Un texte extraordinaire, « dévoré » en 1 jour, épuré à l'extrême, qui m'évoque fortement l'univers de
Christian Bobin, qui m'est si cher, par sa tonalité unique, minimaliste et poétique… En plus de la beauté du style et des thèmes traités, le livre, en lui-même est un fort bel objet : texte aéré, imprimé sur un épais papier vergé , habillé d'une couverture élégante, ornée d'une illustration fort évocatrice de Jean-François Desserre , d'après Zadkine…

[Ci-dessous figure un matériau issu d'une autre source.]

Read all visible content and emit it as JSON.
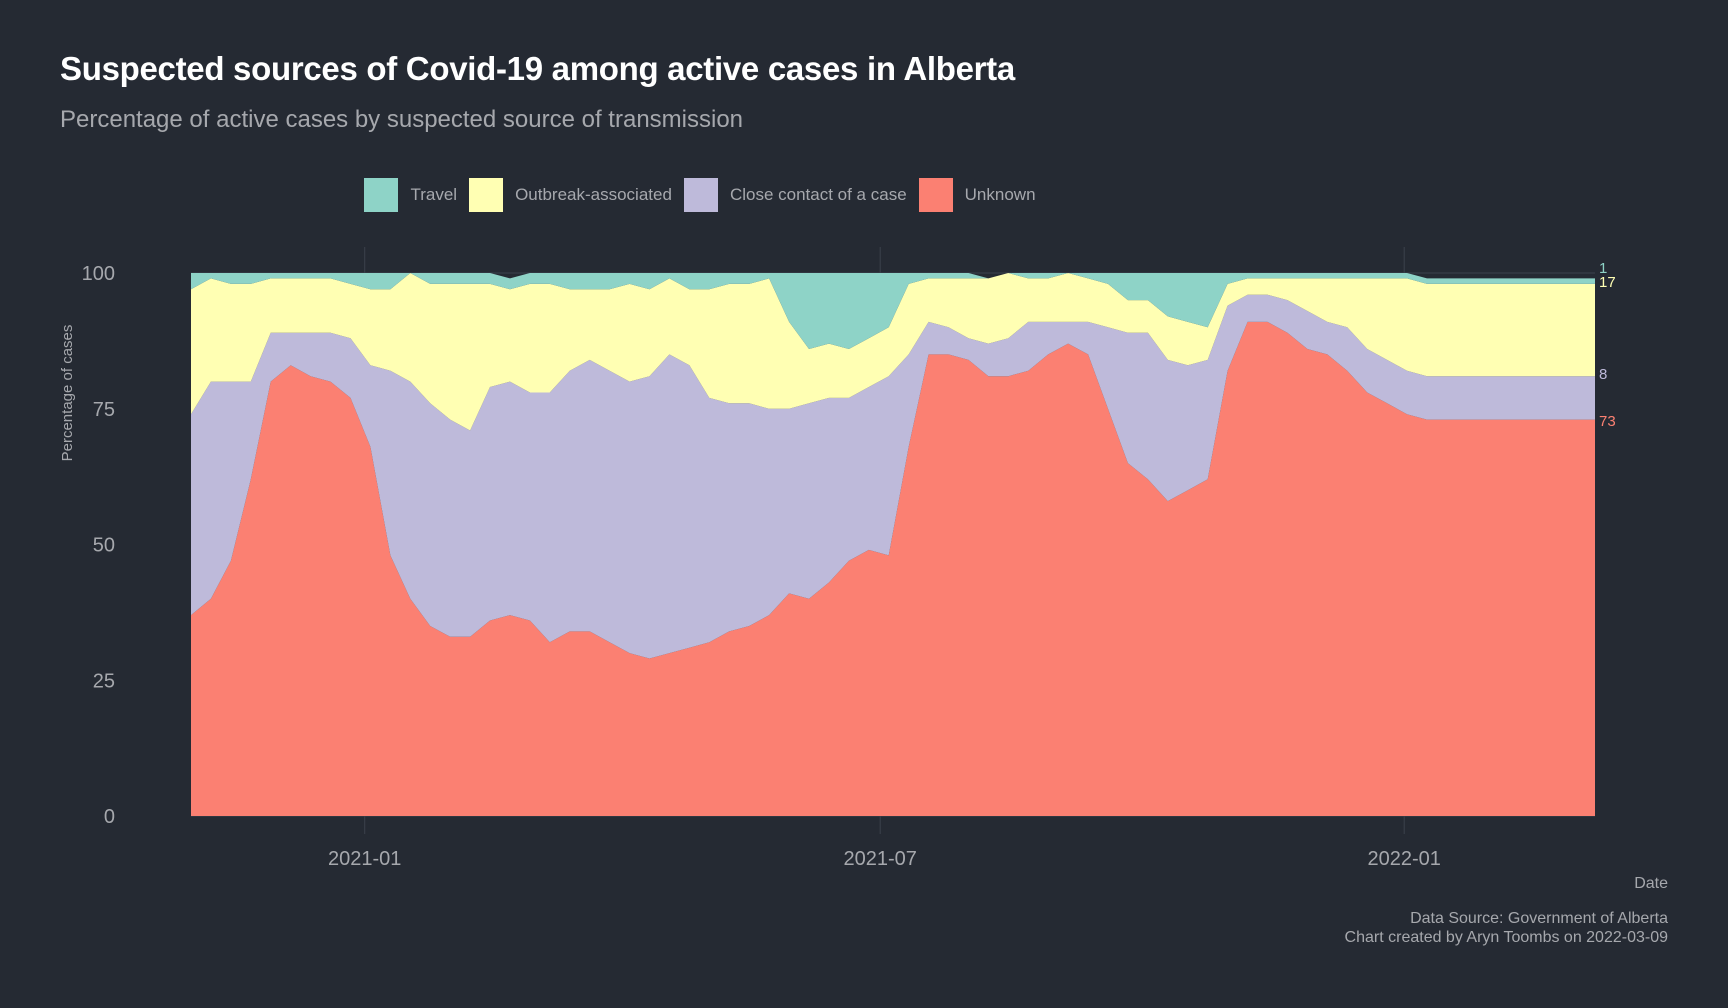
{
  "title": "Suspected sources of Covid-19 among active cases in Alberta",
  "subtitle": "Percentage of active cases by suspected source of transmission",
  "caption": {
    "source": "Data Source: Government of Alberta",
    "credit": "Chart created by Aryn Toombs on 2022-03-09"
  },
  "colors": {
    "background": "#252a33",
    "travel": "#8ed3c7",
    "outbreak": "#ffffb3",
    "close_contact": "#bebada",
    "unknown": "#fb8072",
    "text": "#a6a8ad",
    "grid": "#3b414c"
  },
  "legend": [
    {
      "name": "Travel",
      "color": "#8ed3c7"
    },
    {
      "name": "Outbreak-associated",
      "color": "#ffffb3"
    },
    {
      "name": "Close contact of a case",
      "color": "#bebada"
    },
    {
      "name": "Unknown",
      "color": "#fb8072"
    }
  ],
  "chart_data": {
    "type": "area",
    "stacked": true,
    "xlabel": "Date",
    "ylabel": "Percentage of cases",
    "ylim": [
      0,
      100
    ],
    "xlim": [
      "2020-11-01",
      "2022-03-09"
    ],
    "yticks": [
      0,
      25,
      50,
      75,
      100
    ],
    "xticks": [
      "2021-01",
      "2021-07",
      "2022-01"
    ],
    "legend_position": "top",
    "grid": true,
    "x": [
      "2020-11-01",
      "2020-11-08",
      "2020-11-15",
      "2020-11-22",
      "2020-11-29",
      "2020-12-06",
      "2020-12-13",
      "2020-12-20",
      "2020-12-27",
      "2021-01-03",
      "2021-01-10",
      "2021-01-17",
      "2021-01-24",
      "2021-01-31",
      "2021-02-07",
      "2021-02-14",
      "2021-02-21",
      "2021-02-28",
      "2021-03-07",
      "2021-03-14",
      "2021-03-21",
      "2021-03-28",
      "2021-04-04",
      "2021-04-11",
      "2021-04-18",
      "2021-04-25",
      "2021-05-02",
      "2021-05-09",
      "2021-05-16",
      "2021-05-23",
      "2021-05-30",
      "2021-06-06",
      "2021-06-13",
      "2021-06-20",
      "2021-06-27",
      "2021-07-04",
      "2021-07-11",
      "2021-07-18",
      "2021-07-25",
      "2021-08-01",
      "2021-08-08",
      "2021-08-15",
      "2021-08-22",
      "2021-08-29",
      "2021-09-05",
      "2021-09-12",
      "2021-09-19",
      "2021-09-26",
      "2021-10-03",
      "2021-10-10",
      "2021-10-17",
      "2021-10-24",
      "2021-10-31",
      "2021-11-07",
      "2021-11-14",
      "2021-11-21",
      "2021-11-28",
      "2021-12-05",
      "2021-12-12",
      "2021-12-19",
      "2021-12-26",
      "2022-01-02",
      "2022-01-09",
      "2022-01-16",
      "2022-01-23",
      "2022-01-30",
      "2022-02-06",
      "2022-02-13",
      "2022-02-20",
      "2022-02-27",
      "2022-03-06",
      "2022-03-09"
    ],
    "series": [
      {
        "name": "Unknown",
        "values": [
          37,
          40,
          47,
          62,
          80,
          83,
          81,
          80,
          77,
          68,
          48,
          40,
          35,
          33,
          33,
          36,
          37,
          36,
          32,
          34,
          34,
          32,
          30,
          29,
          30,
          31,
          32,
          34,
          35,
          37,
          41,
          40,
          43,
          47,
          49,
          48,
          68,
          85,
          85,
          84,
          81,
          81,
          82,
          85,
          87,
          85,
          75,
          65,
          62,
          58,
          60,
          62,
          82,
          91,
          91,
          89,
          86,
          85,
          82,
          78,
          76,
          74,
          73,
          73,
          73,
          73,
          73,
          73,
          73,
          73,
          73,
          73
        ]
      },
      {
        "name": "Close contact of a case",
        "values": [
          37,
          40,
          33,
          18,
          9,
          6,
          8,
          9,
          11,
          15,
          34,
          40,
          41,
          40,
          38,
          43,
          43,
          42,
          46,
          48,
          50,
          50,
          50,
          52,
          55,
          52,
          45,
          42,
          41,
          38,
          34,
          36,
          34,
          30,
          30,
          33,
          17,
          6,
          5,
          4,
          6,
          7,
          9,
          6,
          4,
          6,
          15,
          24,
          27,
          26,
          23,
          22,
          12,
          5,
          5,
          6,
          7,
          6,
          8,
          8,
          8,
          8,
          8,
          8,
          8,
          8,
          8,
          8,
          8,
          8,
          8,
          8
        ]
      },
      {
        "name": "Outbreak-associated",
        "values": [
          23,
          19,
          18,
          18,
          10,
          10,
          10,
          10,
          10,
          14,
          15,
          20,
          22,
          25,
          27,
          19,
          17,
          20,
          20,
          15,
          13,
          15,
          18,
          16,
          14,
          14,
          20,
          22,
          22,
          24,
          16,
          10,
          10,
          9,
          9,
          9,
          13,
          8,
          9,
          11,
          12,
          12,
          8,
          8,
          9,
          8,
          8,
          6,
          6,
          8,
          8,
          6,
          4,
          3,
          3,
          4,
          6,
          8,
          9,
          13,
          15,
          17,
          17,
          17,
          17,
          17,
          17,
          17,
          17,
          17,
          17,
          17
        ]
      },
      {
        "name": "Travel",
        "values": [
          3,
          1,
          2,
          2,
          1,
          1,
          1,
          1,
          2,
          3,
          3,
          0,
          2,
          2,
          2,
          2,
          2,
          2,
          2,
          3,
          3,
          3,
          2,
          3,
          1,
          3,
          3,
          2,
          2,
          1,
          9,
          14,
          13,
          14,
          12,
          10,
          2,
          1,
          1,
          1,
          0,
          0,
          1,
          1,
          0,
          1,
          2,
          5,
          5,
          8,
          9,
          10,
          2,
          1,
          1,
          1,
          1,
          1,
          1,
          1,
          1,
          1,
          1,
          1,
          1,
          1,
          1,
          1,
          1,
          1,
          1,
          1
        ]
      }
    ],
    "end_labels": [
      {
        "series": "Travel",
        "text": "1"
      },
      {
        "series": "Outbreak-associated",
        "text": "17"
      },
      {
        "series": "Close contact of a case",
        "text": "8"
      },
      {
        "series": "Unknown",
        "text": "73"
      }
    ]
  }
}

Un texte singulier qui pourfend la surface des choses, atteint avec simplicité le coeur des questions de chaque homme : le pourquoi du chemin ? de la Vie ? Sa présence sur terre ?
Un écrit des plus originaux, qui ne peut qu'interpeller au plus intime chaque individu. Mal aisé d'en exprimer plus !… Des lignes qui interrogent le grand Mystère de l'existence, le sens que nous pouvons chacun lui donner...
Cet écrit m'a frappée également par le talent de
Christian Estèbe de rendre palpable « le silence », différentes qualités de silence…
« de ce qui glisse entre les blancs de la journée et les gris du soir, il ne peut rien dire. La vie au monastère n'est pas dans le silence, elle est le silence… » (p.87)
« Entre chaque journée, chaque geste : le silence. Apre musique de Dieu » (p.87)
« Cependant nous sommes seuls à pouvoir nous absoudre, personne n'échappe à la condition d'être, d'exister » (p. 87)
Un texte étonnant, détonant, d'une qualité certaine à l'image de cette petite maison d'édition qui se trouve parmi les petits éditeurs indépendants que je suis depuis fort longtemps…avec le même enthousiasme toujours !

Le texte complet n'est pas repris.